Slot Value Resolution

From LinkML Schema

All slot values are resolved from sparql_validation_rules.json:

{
  "institution_types": {
    "archief": "A", "archieven": "A",
    "museum": "M", "musea": "M",
    "bibliotheek": "L", "bibliotheken": "L"
  },
  "subregions": {
    "drenthe": "NL-DR",
    "utrecht": "NL-UT",
    "noord-holland": "NL-NH"
  }
}

Entity Linking

For institution names, we use:

  1. Exact match against GHCID registry
  2. Fuzzy match with rapidfuzz
  3. LLM-assisted disambiguation for ambiguous cases

Evaluation Metrics

Following academic methodology, we measure:

Metric Definition Target
Precision Correct queries / Total queries >90%
Recall Answered questions / Total questions >85%
Template Coverage Questions matching templates / Total >95%
Slot Accuracy Correct slot values / Total slots >98%
Latency Query generation time <100ms

References

  1. Formica, A., et al. (2023).
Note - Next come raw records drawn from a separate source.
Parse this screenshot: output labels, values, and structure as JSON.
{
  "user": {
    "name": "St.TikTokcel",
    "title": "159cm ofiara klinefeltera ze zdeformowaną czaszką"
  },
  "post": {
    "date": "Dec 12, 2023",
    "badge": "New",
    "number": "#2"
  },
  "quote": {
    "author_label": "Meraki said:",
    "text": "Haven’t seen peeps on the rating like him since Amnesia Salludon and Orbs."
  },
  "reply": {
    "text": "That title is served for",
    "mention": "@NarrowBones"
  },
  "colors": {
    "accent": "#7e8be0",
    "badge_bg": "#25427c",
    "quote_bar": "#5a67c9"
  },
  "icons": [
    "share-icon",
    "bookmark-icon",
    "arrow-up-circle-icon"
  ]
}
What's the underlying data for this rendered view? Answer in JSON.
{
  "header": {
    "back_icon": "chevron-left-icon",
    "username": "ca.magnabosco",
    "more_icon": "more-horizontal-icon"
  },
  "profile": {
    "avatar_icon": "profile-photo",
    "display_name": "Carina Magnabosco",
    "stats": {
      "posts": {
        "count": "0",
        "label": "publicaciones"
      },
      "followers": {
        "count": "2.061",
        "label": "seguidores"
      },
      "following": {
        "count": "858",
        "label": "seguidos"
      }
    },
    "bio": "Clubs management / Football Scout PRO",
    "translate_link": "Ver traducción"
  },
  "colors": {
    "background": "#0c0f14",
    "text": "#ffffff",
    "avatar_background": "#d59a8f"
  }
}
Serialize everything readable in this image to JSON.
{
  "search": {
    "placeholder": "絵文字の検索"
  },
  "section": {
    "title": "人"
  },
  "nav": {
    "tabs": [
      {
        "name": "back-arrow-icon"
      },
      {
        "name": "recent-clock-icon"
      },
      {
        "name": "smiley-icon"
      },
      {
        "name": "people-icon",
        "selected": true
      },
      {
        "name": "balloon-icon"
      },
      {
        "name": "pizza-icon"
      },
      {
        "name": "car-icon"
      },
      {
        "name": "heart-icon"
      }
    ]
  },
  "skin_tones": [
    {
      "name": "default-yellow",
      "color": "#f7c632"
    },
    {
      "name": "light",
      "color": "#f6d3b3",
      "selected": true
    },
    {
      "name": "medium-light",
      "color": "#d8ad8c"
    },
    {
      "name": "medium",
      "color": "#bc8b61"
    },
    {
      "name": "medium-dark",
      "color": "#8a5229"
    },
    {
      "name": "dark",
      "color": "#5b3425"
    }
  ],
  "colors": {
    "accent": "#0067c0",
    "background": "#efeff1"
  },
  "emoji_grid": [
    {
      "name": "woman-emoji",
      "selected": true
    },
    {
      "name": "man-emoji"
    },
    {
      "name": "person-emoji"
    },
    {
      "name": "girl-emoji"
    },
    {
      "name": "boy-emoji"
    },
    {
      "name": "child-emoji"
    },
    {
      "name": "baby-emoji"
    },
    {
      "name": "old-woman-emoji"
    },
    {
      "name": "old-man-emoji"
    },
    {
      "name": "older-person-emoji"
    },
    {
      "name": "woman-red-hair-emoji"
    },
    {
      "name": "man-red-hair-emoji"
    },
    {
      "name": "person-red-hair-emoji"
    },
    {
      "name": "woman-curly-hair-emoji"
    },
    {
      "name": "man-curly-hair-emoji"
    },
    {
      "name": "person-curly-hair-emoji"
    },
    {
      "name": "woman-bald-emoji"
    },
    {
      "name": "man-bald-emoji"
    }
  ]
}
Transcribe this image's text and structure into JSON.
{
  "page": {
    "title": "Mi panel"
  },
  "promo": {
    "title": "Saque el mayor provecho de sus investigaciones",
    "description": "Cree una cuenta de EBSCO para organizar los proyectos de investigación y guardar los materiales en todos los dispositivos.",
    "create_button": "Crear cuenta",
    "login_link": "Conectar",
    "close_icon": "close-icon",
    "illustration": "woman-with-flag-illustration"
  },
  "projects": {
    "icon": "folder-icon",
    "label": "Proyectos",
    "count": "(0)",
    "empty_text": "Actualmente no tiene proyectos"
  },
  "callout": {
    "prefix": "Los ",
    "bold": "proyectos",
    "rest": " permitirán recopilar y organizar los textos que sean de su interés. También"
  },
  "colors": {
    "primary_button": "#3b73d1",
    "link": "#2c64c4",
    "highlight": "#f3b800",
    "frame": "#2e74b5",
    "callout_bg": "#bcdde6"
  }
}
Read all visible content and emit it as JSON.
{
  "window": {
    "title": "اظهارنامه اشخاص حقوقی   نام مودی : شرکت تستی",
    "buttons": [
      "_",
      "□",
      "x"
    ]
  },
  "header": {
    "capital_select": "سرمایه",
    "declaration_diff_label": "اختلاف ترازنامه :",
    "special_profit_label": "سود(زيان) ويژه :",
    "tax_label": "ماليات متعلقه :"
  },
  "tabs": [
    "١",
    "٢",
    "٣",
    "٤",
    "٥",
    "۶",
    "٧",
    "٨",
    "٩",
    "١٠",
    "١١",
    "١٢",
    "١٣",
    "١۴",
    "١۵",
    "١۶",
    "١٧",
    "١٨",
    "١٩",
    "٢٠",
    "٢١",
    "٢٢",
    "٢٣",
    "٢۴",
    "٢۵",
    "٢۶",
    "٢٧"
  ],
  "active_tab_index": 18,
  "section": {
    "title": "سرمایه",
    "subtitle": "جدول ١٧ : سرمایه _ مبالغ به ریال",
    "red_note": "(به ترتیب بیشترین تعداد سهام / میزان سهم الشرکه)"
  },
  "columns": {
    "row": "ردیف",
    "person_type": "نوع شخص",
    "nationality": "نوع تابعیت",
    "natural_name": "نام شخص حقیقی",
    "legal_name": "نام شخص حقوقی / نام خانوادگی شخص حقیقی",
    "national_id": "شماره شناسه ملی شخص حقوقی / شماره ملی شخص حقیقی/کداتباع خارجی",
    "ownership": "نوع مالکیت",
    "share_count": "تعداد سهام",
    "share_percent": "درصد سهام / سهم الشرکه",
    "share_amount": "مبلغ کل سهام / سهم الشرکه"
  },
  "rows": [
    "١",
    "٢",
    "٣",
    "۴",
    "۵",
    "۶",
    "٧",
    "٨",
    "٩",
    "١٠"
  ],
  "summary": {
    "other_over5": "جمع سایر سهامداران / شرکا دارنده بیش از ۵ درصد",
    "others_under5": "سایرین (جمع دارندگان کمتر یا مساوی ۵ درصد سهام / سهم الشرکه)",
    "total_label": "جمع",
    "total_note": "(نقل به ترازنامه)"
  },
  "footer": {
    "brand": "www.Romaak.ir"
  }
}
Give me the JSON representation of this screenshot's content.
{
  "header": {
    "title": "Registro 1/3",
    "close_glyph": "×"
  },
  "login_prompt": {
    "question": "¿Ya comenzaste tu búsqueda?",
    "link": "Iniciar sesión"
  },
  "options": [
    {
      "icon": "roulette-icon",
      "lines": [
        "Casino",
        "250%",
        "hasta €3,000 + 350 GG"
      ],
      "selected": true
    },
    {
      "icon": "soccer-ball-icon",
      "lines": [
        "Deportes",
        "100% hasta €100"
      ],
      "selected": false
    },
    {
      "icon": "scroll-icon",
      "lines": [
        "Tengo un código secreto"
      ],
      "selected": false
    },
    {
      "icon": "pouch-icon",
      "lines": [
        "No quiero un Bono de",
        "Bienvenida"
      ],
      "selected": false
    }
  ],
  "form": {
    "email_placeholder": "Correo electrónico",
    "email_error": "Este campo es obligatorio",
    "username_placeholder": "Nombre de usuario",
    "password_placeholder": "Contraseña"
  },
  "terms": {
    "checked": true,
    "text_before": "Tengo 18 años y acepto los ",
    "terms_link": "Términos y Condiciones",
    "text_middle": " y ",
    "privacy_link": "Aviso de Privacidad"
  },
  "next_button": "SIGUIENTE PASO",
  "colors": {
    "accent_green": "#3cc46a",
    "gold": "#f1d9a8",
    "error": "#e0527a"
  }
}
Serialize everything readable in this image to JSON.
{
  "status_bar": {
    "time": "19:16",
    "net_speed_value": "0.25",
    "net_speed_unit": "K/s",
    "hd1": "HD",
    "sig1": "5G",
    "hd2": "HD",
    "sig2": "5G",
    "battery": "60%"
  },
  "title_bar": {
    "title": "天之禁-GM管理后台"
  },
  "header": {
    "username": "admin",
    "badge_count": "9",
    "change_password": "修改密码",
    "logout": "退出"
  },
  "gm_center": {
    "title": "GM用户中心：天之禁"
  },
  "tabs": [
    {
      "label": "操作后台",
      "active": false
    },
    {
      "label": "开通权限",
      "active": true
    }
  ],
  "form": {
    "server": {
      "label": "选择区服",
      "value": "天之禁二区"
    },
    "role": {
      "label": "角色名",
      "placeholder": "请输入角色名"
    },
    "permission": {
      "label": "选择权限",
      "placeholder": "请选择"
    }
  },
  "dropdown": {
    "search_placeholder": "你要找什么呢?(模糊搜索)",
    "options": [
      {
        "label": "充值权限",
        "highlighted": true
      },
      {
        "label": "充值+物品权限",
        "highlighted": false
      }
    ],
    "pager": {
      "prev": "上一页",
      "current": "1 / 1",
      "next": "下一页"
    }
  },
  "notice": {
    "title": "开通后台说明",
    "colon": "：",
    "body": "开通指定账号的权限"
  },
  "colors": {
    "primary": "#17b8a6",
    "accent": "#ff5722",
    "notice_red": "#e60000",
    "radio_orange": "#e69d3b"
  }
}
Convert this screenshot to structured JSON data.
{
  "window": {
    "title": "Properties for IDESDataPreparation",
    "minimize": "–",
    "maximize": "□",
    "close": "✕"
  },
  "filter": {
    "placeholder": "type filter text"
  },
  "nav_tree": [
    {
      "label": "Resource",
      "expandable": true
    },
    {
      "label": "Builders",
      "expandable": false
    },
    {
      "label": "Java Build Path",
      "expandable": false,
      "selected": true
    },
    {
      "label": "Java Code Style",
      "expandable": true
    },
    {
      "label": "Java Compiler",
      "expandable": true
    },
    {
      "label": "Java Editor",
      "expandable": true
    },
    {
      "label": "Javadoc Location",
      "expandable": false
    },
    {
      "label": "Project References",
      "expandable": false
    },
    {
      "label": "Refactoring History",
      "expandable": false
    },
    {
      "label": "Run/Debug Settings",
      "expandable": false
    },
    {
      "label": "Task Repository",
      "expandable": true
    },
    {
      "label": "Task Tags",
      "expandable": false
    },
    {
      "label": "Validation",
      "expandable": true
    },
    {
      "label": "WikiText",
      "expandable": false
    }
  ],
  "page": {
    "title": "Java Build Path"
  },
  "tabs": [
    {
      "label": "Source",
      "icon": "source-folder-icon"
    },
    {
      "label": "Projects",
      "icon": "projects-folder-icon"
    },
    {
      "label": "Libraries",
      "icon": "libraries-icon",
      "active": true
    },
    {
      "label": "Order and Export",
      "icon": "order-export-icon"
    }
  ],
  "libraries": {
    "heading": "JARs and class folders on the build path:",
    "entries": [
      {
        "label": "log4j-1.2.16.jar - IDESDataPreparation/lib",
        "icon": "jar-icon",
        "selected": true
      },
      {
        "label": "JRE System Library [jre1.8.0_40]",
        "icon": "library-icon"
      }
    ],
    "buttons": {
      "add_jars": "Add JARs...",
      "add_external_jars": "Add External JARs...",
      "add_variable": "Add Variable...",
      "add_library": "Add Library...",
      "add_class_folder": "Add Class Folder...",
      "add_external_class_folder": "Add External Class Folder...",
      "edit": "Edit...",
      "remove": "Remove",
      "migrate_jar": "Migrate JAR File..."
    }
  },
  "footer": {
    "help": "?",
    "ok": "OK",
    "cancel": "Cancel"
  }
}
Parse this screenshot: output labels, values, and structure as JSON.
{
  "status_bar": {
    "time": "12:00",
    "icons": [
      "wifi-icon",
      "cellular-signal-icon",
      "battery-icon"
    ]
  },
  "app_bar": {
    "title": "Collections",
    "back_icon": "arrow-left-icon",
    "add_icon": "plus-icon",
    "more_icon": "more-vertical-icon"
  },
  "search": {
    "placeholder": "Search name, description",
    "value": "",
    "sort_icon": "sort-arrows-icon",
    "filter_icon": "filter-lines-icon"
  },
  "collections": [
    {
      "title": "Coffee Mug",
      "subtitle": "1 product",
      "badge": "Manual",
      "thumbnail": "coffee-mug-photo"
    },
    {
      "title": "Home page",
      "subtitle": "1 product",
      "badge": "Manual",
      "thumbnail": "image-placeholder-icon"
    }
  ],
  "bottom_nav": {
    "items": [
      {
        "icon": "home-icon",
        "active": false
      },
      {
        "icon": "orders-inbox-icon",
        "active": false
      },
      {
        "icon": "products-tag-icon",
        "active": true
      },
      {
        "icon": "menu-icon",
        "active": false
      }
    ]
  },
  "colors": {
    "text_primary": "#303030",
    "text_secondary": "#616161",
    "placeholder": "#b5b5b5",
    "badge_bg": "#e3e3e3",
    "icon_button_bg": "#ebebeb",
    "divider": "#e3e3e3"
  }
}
A template-based approach for question answering over knowledge bases. KAIS.
  2. Steinmetz, N., et al. (2019). From Natural Language Questions to SPARQL Queries. BTW.
  3. Zheng, W., et al. (2018). Question Answering Over Knowledge Graphs. PVLDB.
  4. GRASP (2025). Generic Reasoning And SPARQL Generation. arXiv.
  5. SPARQL-LLM (2025). Real-Time SPARQL Query Generation. arXiv.